Opinion: The recent ASUO election cycle has laid bare just how corrupt, ineffectual, overly bureaucratic and morbidly funny UO’s student government is.
———-
Last week I wrote about ASUO’s corruption and inability to represent the student body in broad strokes, but it would be criminal to not extend this thesis through the most recent election. This election cycle was a perfect crystallization of everything wrong with ASUO: bribery, personal attacks and arbitrary bureaucracy. Holistically, it was a wonderful performance proving that, in its current state, ASUO is a shambling corpse of student government.
To set the stage, there were two main parties: Ducks Connected, led by then-ASUO Senate President Claire O’Connor, and Progress UO, led by ASUO Secretary of Programs Administration Luda Isakharov and Kavi Shrestha who holds ASUO Senate seat 04. Though the Progress UO ticket eventually won out, it wasn’t before a dark comedy that would’ve been a lot funnier if these jokers didn’t have a budget of millions of dollars paid for by us.
The inner workings of ASUO are a convoluted mess, but for the purposes of this story, understand that once elected, the president hires candidates to executive positions. These candidates are chosen after applying through Handshake.
O’Connor’s campaign, which was composed mostly of ASUO incumbents, circumvented this process. She guaranteed executive positions — which get large stipends worth hundreds — to campaign members before she was elected. O’Connor then had staff sign non-disclosure agreements to hide the slate’s corruption. Furthermore, Ducks Connected did everything it could to run unopposed, making multiple attempts to absorb Progress UO, even offering Shrestha the VP slot.
We know this because of ASUO’s grievance process, which documents everything in dense legalese from little whiny complaints to groundbreaking scandals. The issue is the Election Board responds to both with the same strength. There were 21 grievances filed for this election alone. Yes, I read all of them; my brain is mush.
In a twist, Ducks Connected’s bribery was only confirmed because O’Connor filed a grievance against herself. While filing another against Isakharov and Shrestha also for bribery. Of course, Progress UO had done nothing wrong, and the complaint was dismissed, but for her crimes, O’Connor was personally sanctioned to no-campaigning for three days.
Thankfully, a following grievance by Isakharov and Shrestha inquiring into Duck’s Connected hiring practices led the Election Board to finally disband the party. The fallout from this decision revealed the NDAs were never notarized, meaning they were fake and non-binding. Ducks Connected’s end scattered most of the staff to the wind because they were only really in it for the stipend anyhow –– but not before the party got enough votes to make it to the runoff. O’Connor has since resigned from her senate position and scrubbed the internet of her presence in the election.

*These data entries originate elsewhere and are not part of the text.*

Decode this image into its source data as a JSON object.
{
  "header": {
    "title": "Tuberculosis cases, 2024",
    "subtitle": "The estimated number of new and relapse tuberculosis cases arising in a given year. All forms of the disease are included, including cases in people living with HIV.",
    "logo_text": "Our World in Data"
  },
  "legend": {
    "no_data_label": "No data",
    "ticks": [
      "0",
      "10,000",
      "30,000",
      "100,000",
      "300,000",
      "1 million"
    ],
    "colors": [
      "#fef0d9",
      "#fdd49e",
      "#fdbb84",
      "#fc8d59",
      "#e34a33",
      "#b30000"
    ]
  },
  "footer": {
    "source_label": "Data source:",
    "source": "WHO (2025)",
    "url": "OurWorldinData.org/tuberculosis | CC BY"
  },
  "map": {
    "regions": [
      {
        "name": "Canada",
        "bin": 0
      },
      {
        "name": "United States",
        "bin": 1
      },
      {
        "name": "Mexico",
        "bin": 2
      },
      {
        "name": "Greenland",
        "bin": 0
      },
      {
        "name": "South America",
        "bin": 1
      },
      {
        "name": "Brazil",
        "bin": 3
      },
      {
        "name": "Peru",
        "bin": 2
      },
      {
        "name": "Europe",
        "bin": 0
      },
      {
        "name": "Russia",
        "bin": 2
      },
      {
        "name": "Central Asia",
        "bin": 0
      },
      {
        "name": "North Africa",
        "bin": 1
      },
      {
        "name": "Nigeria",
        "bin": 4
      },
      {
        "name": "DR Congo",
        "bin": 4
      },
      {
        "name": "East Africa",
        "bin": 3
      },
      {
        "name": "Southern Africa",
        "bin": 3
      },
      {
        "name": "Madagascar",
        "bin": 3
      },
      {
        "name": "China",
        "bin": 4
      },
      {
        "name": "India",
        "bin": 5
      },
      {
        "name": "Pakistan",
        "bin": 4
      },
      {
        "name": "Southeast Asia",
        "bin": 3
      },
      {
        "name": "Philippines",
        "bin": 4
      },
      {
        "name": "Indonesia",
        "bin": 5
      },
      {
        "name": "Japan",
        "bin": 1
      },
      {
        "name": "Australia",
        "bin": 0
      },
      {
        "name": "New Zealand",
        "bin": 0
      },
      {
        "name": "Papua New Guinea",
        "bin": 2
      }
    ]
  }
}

If I pitched this to my editor as a plot for a sitcom, I’d get laughed at. Yet we have this comedy gold being performed by our own student government.

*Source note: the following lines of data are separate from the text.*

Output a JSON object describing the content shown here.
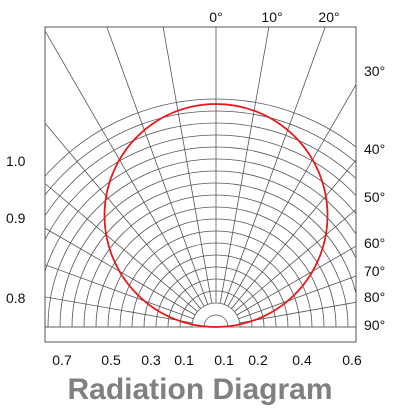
{
  "chart_data": {
    "type": "polar",
    "title": "Radiation Diagram",
    "angle_ticks_top": [
      "0°",
      "10°",
      "20°"
    ],
    "angle_ticks_right": [
      "30°",
      "40°",
      "50°",
      "60°",
      "70°",
      "80°",
      "90°"
    ],
    "left_scale_labels": [
      "1.0",
      "0.9",
      "0.8"
    ],
    "bottom_scale_labels": [
      "0.7",
      "0.5",
      "0.3",
      "0.1",
      "0.1",
      "0.2",
      "0.4",
      "0.6"
    ],
    "series": [
      {
        "color": "#e31b1b",
        "shape": "circle",
        "description_values": {
          "relative_intensity_at_0deg": 1.0,
          "relative_intensity_at_90deg": 0.0
        }
      }
    ],
    "angle_range_deg": [
      -90,
      90
    ],
    "angle_step_deg": 10,
    "grid": true
  }
}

Ella Meloy, a former ASUO vice president, did not seem surprised about this season.
“It’s more than common for elections to get like this,” Meloy said. “Students that are running generally have a lack of knowledge on how to run a campaign.”
Truth is: ASUO attracts people who are already overcommitted in their studies and workload, students who see government as a way to pad their resume.
Isakharov believes her administration can right some wrongs of ASUO and make it more transparent to the student body.
“These are cultural problems that have developed over years,” Isakharov said. “The burden of student government is to make students care.”
Isakharov is right. It’s not our fault we are so disengaged. ASUO operates far from the student view, and when we do participate, we have to vote on three pages of grammatical changes no one cares about. C’mon, this is embarrassing. We aren’t some rinky-dink operation. UO has almost 20,000 undergrads, and we’re voting on where “hereinafter” goes?
Ultimately, I’m optimistic the new administration will change things, but this is still ASUO we’re talking about. When the current drama subsides, it will probably fade into the background until another scandal. But I hope ASUO will one day be a representative student government working as an extension of our interests.
Ideally, we’d see a complete change in course: more contested races, more town halls and a newsletter would be bare minimum. And if the Judicial Branch wants to cosplay as a real legal body that uses fancy language, its members need to convene publicly with minutes taken. If ASUO wants to not be a joke, it needs to lose everything that makes it ASUO and embed the institution in the material lives of students.